The cheapest ticket to seeing spring is heading out to East Asia in the months of April and May. Timing your spring break when the cherry blossoms are at their fullest bloom is another story all together. There is just no way of exacting specific dates. I know this well because I have managed to miss the cherry blossom season on three separate occasions (in the order of: New York, Washington, and Tokyo). This is the story of how I finally succeeded on my fourth attempt.

That is not to say that the attempt was a near-miss. As I had booked my flight to Seoul a year ahead of my visit, I had little expectations of pinning down the cherry blossom festival dates. True enough, when the cherry blossom forecasts trickled in by October last year—I was sure to miss it by a week in Seoul. But, I knew better by then. In expansive territories like Korea and Japan, cherry blossom peak periods are spread and varied. This led me to Jinhae-gu, a district in Changwon City in Korea, some 312 kilometers from Seoul.

Day trip to Jinhae-gu

The distance between the cities of Seoul and Changwon can seem daunting. But in reality, a day trip is manageable given Korea’s impeccable road network. You can get to Jinhae-gu via a smooth four-hour bus ride.
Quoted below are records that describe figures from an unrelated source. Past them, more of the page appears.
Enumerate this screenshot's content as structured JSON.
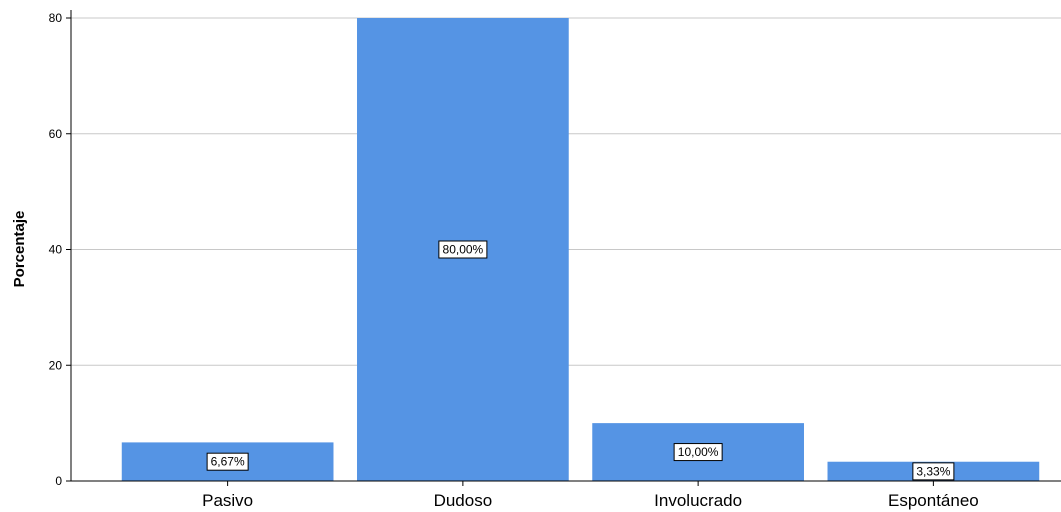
{
  "chart_data": {
    "type": "bar",
    "categories": [
      "Pasivo",
      "Dudoso",
      "Involucrado",
      "Espontáneo"
    ],
    "values": [
      6.67,
      80.0,
      10.0,
      3.33
    ],
    "data_labels": [
      "6,67%",
      "80,00%",
      "10,00%",
      "3,33%"
    ],
    "ylabel": "Porcentaje",
    "xlabel": "",
    "ylim": [
      0,
      80
    ],
    "yticks": [
      0,
      20,
      40,
      60,
      80
    ],
    "grid": true,
    "bar_color": "#5594e4",
    "grid_color": "#c8c8c8"
  }
}
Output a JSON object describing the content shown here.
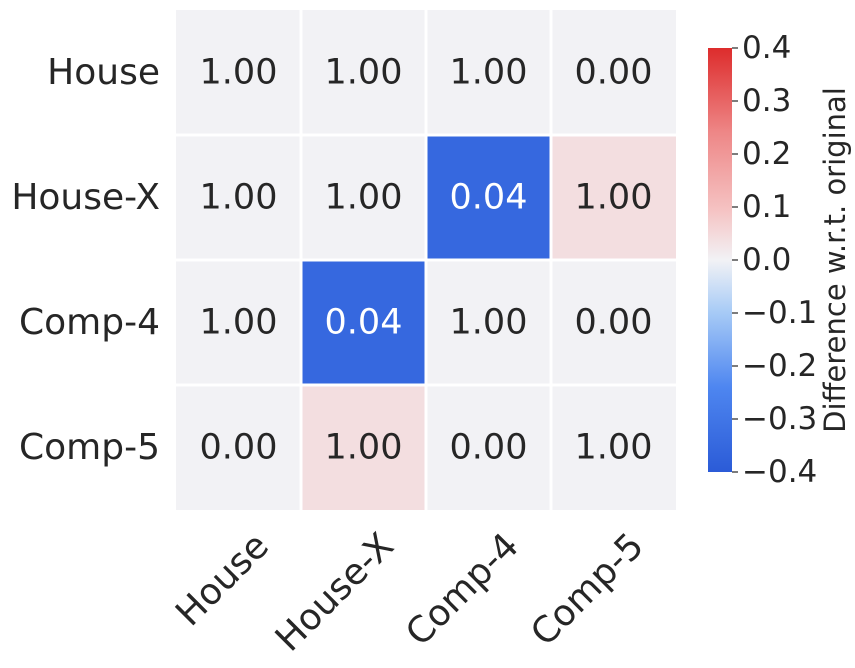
{
  "chart_data": {
    "type": "heatmap",
    "title": "",
    "xlabel": "",
    "ylabel": "",
    "rows": [
      "House",
      "House-X",
      "Comp-4",
      "Comp-5"
    ],
    "columns": [
      "House",
      "House-X",
      "Comp-4",
      "Comp-5"
    ],
    "annotations": [
      [
        "1.00",
        "1.00",
        "1.00",
        "0.00"
      ],
      [
        "1.00",
        "1.00",
        "0.04",
        "1.00"
      ],
      [
        "1.00",
        "0.04",
        "1.00",
        "0.00"
      ],
      [
        "0.00",
        "1.00",
        "0.00",
        "1.00"
      ]
    ],
    "difference": [
      [
        0.0,
        0.0,
        0.0,
        0.0
      ],
      [
        0.0,
        0.0,
        -0.35,
        0.04
      ],
      [
        0.0,
        -0.35,
        0.0,
        0.0
      ],
      [
        0.0,
        0.04,
        0.0,
        0.0
      ]
    ],
    "colorbar": {
      "label": "Difference w.r.t. original",
      "range": [
        -0.4,
        0.4
      ],
      "ticks": [
        "0.4",
        "0.3",
        "0.2",
        "0.1",
        "0.0",
        "−0.1",
        "−0.2",
        "−0.3",
        "−0.4"
      ],
      "colormap": "coolwarm",
      "colors": {
        "low": "#2b5bd7",
        "mid": "#f2f2f5",
        "high": "#dd2c2c"
      }
    },
    "grid": false,
    "legend": "colorbar-right"
  }
}
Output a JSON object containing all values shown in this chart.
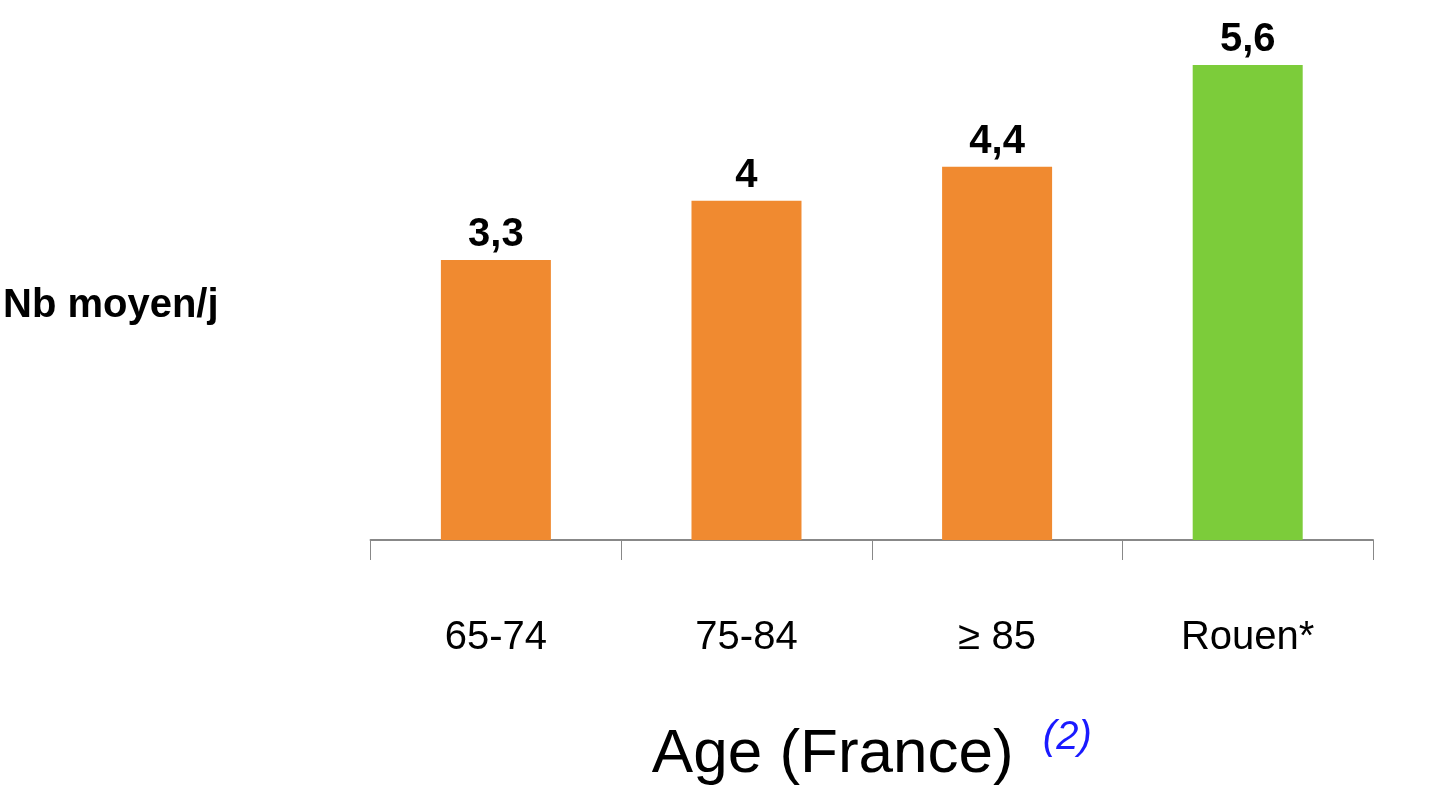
{
  "chart_data": {
    "type": "bar",
    "xlabel": "Age (France) $^{(2)}$",
    "ylabel": "Nb moyen/j",
    "categories": [
      "65-74",
      "75-84",
      "≥ 85",
      "Rouen*"
    ],
    "values": [
      3.3,
      4,
      4.4,
      5.6
    ],
    "colors": [
      "#f08a30",
      "#f08a30",
      "#f08a30",
      "#7ccc3a"
    ],
    "value_labels": [
      "3,3",
      "4",
      "4,4",
      "5,6"
    ]
  }
}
If you want to take it easy, book a seat on a group tour. This way, you can catch up on sleep in the bus without worrying about missing your stops. Tours pick up participants at 6 a.m. and drop them back to Seoul by 9 p.m.

So, is Jinhae-gu really worth a whole day of your entire trip?
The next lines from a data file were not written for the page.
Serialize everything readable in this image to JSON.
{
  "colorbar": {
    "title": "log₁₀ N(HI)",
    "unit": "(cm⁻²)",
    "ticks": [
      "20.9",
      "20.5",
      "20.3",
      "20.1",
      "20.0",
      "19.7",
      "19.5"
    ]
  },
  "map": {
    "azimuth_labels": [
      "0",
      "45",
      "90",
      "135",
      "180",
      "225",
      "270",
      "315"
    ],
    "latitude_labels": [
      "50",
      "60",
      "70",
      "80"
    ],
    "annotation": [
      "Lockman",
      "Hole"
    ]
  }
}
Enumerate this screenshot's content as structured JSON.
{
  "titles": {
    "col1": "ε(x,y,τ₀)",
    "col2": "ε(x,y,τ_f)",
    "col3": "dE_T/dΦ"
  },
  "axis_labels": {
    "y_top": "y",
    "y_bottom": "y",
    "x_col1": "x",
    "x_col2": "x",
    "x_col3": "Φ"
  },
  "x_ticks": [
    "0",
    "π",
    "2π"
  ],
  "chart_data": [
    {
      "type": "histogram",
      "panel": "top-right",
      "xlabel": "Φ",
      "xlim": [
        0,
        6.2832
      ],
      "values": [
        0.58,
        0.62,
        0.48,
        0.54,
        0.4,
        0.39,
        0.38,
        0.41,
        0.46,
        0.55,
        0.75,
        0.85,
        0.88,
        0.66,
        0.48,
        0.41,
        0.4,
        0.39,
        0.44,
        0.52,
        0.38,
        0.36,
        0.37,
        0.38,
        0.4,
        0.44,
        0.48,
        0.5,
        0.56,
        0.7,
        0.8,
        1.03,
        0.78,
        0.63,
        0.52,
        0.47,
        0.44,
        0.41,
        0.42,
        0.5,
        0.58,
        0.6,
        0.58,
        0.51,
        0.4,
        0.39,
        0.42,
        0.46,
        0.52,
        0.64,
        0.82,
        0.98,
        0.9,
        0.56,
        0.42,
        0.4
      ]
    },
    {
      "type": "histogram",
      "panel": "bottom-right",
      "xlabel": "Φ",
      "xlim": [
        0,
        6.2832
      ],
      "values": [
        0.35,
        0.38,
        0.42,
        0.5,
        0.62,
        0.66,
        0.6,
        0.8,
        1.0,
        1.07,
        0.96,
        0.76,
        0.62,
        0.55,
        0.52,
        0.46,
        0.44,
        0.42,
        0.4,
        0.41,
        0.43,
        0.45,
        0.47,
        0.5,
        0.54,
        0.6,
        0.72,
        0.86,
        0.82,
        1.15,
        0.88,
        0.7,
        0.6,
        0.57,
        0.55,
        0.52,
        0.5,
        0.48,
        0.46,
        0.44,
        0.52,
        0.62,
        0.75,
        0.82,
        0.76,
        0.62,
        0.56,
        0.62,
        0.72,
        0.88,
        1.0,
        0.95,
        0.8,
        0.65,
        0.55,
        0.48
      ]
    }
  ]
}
Gunhangje: Korea’s prime cherry blossom festival

If you are flying in to check out cherry blossoms in Korea, look no further than the 10-day Gunhangje Festival in Jinhae-gu. It has the largest concentration of cherry blossom trees in the country; 340,000, if you’re counting. What started out as a memorial service to commemorate Joseon period’s most noteworthy naval admiral, Yi Sun-sin, has now ballooned into a major springtime festival enjoyed by at least two million visitors every year.

A day trip affords you only four hours to roam Jinhae-gu, enough time to cover the two main vantage points for cherry blossom viewing.

First stop is the Yeojwacheon Stream where cherry blossoms line both sides of the stream. Navigating through the sea of people on the bridge lanes is slow, with every other person trying to take a decent picture. If you want to take a photo of yourself beneath a canopy of cherry blossoms, go down into the stream area. It is not slippery and there is far less foot traffic. If you are traveling from Busan, you can linger here until nighttime, when it transforms into a different kind of scenery. The stream lights up with festive LEDs, harmonizing man-made and natural flora.

Next is the sprawling Gyeonghwa Station, which runs through an 800-meter cherry blossom tunnel. Not to worry, there are no train services. You can take a nice stroll on the actual railways, without fear of being run over. A must-stop is the imposing Korail pilot (tip of the train) that is conveniently parked for sightseers to take souvenir shots.

Not only is it a feast for the eyes; the food selection here is equally impressive. Stalls not only display the best of Korean street food but also Middle Eastern and Indian samplers and fresh fruits and delicacies that the season has to offer. So you see, in more ways than one, Jinhae-gu guarantees you a very full day.